La vida esta profundamente ligada a la muerte. Cada día que nace ya están muriendo miles de cosas con el. Muere una brisa, los rayos del sol que perezosos van sucumbiendo, es el ocaso una lenta agonía. Es el fin de una comida una muerte de la descomposición. En un estornudo salen a la vida microorganismos que mueren en un absurdo choque de iluminación con la materia aire. Son las infinitas despedidas muertes en sostenido, una despedida es la muerte más triste, es una agonía, es la muerte que se quedo mirando al horizonte con ojos de ciego. Llama la muerte a la puerta innumerables veces en el día y parece que no le escucháramos, retumba en nuestra casa vacía de muerte, sube por las escaleras oliendo vestigios de vida que quiere apagar. Cerrar los ojos es morir un poco, es liberarse para encontrarse en otro espacio donde nos llama la parca y nos invita a beber con ella, nos quiere embriagar, endulzarnos este amargo cuento cotidiano con sabiduría, pero somos tontos y nos aferramos a la pasajera vida sin escucharla, sin mirarla. En otro tiempo decían, en esta ciudad rondaba más la muerte, en otro tiempo decían, la muerte tenia un espacio privilegiado y las esquinas eran puntos de encuentro para desparramarse en vida, pero otros dicen que ahora a la muerte le llego su tiempo, la estadística dicen a acabado con la muerte, pero la estadística es un rumor que la vida puso en los labios de algún grupo de insensatos, pues la muerte se niega a morir en los sitios donde ya ha hecho nicho.
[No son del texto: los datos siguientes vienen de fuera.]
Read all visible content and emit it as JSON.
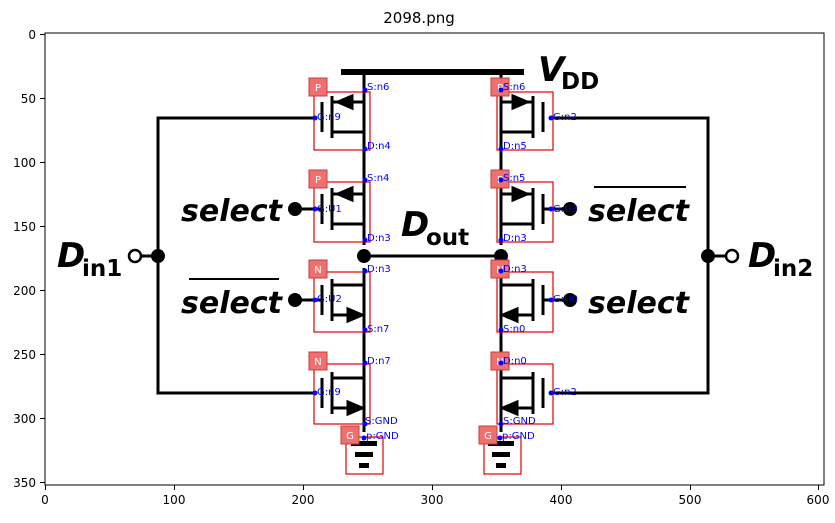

Yo la sigo viendo en cuerpos que mueren cuando no sienten la melodía que los va llamando al encuentro, porque su disco se les ralló, se envolvieron en viejas cintas electromagnéticas, pura vieja fidelidad, porque para quienes acogemos la muerte, esta nos rueda por el lado tronando fuerte, martillando el tímpano en un interminable traqueteo, dale que dale. No se puede liberar a quien no se supo cautivo, quien no ha visto la piel de la pelona, quien cree que todo termina en campos santos regados de flores marchitas y adornos de mal gusto, no, todo ha terminado desde el comienzo y fue lo que no quisieron entender y como no supieron vivir tampoco sabrán que es morir, por eso no entenderán todas las muertes que se suceden en el día y en la carretera no verán cuantos insectos sucumben en el vidrio delantero solo por ver las rayas laterales despintadas marcando el camino de la vida, de una vida que no ha nacido.

1 comentario:

Elena dijo...

Loco...Si en Noviembre una despedida era toda una agonía, una de las mas tristes muertes, Qué es ahora, después de transcender con la sensibilidad de un ciego un nuevo horizonte?